Hilton Follows Peers, Lowers Outlook
LOS ANGELES (Reuters) – Hilton Hotels Corp. on Tuesday reported second-quarter earnings that held up better than many of its peers, but lowered its outlook for the rest of the year bringing it more in line with the rest of the struggling hotel industry.
Hilton reported second-quarter net income of $76 million, or 20 cents a share, compared with $86 million, or 23 cents a share, a year earlier. Revenue fell 5 percent, to nearly $1.04 billion.
Analysts polled by market tracking firm Thomson First Call had, on average, forecast earnings of 20 cents per share, with estimates ranging from 18 cents to 21 cents.
Hilton reported total earnings before interest, taxes, depreciation, amortization and noncash items of $303 million in the quarter, down from $345 million a year ago.
But the figure that surprised investors and analysts was a 6.1 percent decline in Hilton’s average revenue per hotel room for its comparable owned properties in the quarter.
The decline was more modest than that for either of its two biggest rivals, Marriott International Inc. and Starwood Hotels & Resorts Worldwide Inc. , which reported second-quarter declines of 8 percent and 10 percent, respectively.
Earlier in the second quarter, Hilton and Marriott both said they expected average revenue per room to come in at the lower end of or below previous forecasts. Analysts blamed a stall in the industry’s fledgling recovery as an expected rebound in business travel failed to materialize.
“We are in fact seeing the gradual improvement we expected early this year, and things are getting better,” Hilton Chief Executive Officer Stephen Bollenbach said in a conference call to discuss the results. “Unfortunately, the improvement is not as fast as we originally anticipated.”
Bollenbach said Hilton is focused on rebuilding hotel occupancy, which dropped sharply as people delayed or canceled trips en masse after Sept. 11. But company officials declined to say specifically why Hilton’s hotels performed better than Starwood’s or Marriott’s in the second quarter.
The company was more in sync with its peers in announcing new third-quarter forecasts that were down sharply from previous expectations.
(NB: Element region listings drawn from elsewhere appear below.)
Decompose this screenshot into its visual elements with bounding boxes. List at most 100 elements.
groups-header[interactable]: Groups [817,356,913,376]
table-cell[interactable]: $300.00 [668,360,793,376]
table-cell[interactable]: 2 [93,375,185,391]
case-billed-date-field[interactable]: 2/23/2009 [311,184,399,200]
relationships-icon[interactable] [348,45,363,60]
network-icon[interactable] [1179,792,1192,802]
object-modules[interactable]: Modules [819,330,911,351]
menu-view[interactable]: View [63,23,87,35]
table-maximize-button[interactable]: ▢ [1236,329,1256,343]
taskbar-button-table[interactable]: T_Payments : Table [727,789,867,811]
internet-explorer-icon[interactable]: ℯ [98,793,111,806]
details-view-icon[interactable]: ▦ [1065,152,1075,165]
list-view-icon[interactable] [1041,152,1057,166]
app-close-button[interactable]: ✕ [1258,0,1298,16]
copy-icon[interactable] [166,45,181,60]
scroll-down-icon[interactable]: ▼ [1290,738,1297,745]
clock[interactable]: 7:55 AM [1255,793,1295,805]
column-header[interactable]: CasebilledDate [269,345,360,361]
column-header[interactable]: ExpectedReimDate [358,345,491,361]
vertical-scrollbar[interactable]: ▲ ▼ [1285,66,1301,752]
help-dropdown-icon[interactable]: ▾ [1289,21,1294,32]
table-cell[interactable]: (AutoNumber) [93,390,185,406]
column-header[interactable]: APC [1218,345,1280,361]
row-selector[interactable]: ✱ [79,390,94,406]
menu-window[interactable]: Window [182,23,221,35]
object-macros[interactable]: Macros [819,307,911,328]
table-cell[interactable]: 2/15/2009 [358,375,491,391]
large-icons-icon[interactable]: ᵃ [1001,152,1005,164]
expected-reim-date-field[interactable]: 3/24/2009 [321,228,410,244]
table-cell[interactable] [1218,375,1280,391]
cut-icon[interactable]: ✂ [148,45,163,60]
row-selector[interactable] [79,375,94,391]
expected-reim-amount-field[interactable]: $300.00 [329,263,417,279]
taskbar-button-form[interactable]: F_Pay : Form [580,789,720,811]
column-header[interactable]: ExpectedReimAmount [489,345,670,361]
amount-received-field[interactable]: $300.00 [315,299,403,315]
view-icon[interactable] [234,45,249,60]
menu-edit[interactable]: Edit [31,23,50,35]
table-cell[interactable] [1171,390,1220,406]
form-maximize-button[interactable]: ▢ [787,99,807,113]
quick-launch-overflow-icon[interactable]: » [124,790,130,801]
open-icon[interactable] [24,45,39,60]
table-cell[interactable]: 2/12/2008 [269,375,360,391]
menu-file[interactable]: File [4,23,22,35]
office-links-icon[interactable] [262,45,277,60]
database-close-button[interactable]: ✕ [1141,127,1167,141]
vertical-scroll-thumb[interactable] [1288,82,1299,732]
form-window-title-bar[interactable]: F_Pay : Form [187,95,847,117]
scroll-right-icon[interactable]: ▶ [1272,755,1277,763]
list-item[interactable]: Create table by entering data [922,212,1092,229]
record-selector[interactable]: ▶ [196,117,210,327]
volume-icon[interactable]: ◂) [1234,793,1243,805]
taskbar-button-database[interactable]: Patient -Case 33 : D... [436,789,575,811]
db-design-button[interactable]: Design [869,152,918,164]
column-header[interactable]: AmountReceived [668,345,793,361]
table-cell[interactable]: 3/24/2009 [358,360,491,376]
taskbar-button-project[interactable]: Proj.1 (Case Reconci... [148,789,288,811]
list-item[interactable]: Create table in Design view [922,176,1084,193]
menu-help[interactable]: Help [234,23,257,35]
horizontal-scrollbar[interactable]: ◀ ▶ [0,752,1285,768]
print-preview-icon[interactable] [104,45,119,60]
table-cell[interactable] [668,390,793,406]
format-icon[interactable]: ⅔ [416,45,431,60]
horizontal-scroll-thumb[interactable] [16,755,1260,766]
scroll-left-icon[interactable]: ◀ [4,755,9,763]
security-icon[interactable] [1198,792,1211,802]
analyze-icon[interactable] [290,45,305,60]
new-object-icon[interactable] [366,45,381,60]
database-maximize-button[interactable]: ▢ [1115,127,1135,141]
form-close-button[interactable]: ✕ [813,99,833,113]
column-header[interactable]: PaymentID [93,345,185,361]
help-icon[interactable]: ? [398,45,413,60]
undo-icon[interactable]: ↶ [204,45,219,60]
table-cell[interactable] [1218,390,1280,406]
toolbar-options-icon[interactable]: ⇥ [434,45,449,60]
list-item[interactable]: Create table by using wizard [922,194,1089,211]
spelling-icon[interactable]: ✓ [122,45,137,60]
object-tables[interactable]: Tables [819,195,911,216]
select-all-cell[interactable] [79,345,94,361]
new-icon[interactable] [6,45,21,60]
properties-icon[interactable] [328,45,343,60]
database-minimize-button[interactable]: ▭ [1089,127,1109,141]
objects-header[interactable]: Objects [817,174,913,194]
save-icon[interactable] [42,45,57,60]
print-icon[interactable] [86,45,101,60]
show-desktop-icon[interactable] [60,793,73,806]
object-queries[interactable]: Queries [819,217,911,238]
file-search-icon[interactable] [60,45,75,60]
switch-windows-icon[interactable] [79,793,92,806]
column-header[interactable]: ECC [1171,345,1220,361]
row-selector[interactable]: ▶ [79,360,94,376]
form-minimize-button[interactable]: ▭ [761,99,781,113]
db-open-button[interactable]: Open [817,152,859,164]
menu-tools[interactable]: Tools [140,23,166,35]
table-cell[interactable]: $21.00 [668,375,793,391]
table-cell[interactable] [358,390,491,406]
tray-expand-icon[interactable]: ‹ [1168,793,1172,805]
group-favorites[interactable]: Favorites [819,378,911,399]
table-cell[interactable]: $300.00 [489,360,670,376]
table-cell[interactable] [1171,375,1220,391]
It said it expects third-quarter earnings of about 10 cents a share, or well below the average First Call estimate of 17 cents. It said it expects full-year 2002 earnings in the low- to mid-50 cents range, again well below the average analysts’ forecast of 62 cents.
The company said total revenue would be about flat in the third quarter from a year earlier and down 2 percent to 4 percent for the year. It said revenue per room for its owned hotels would be flat to down 2 percent in the third quarter and down in the low single digit percent range for the year.
“All things considered, Hilton’s second-quarter numbers were OK,” said J. Cogan, a senior research analyst at Banc of America Securities. “The (room revenue) environment in the second quarter was disappointing for the lodging industry.”
In a separate matter, Hilton said it took a $10 million charge in the second quarter related to the discovery of mold in its $95 million Kalia tower, part of its Hilton Hawaiian Village resort at Waikiki.
It said the charge includes an estimated impairment loss for certain fixed assets, as well as the cost for investigative work and rectification of the problem.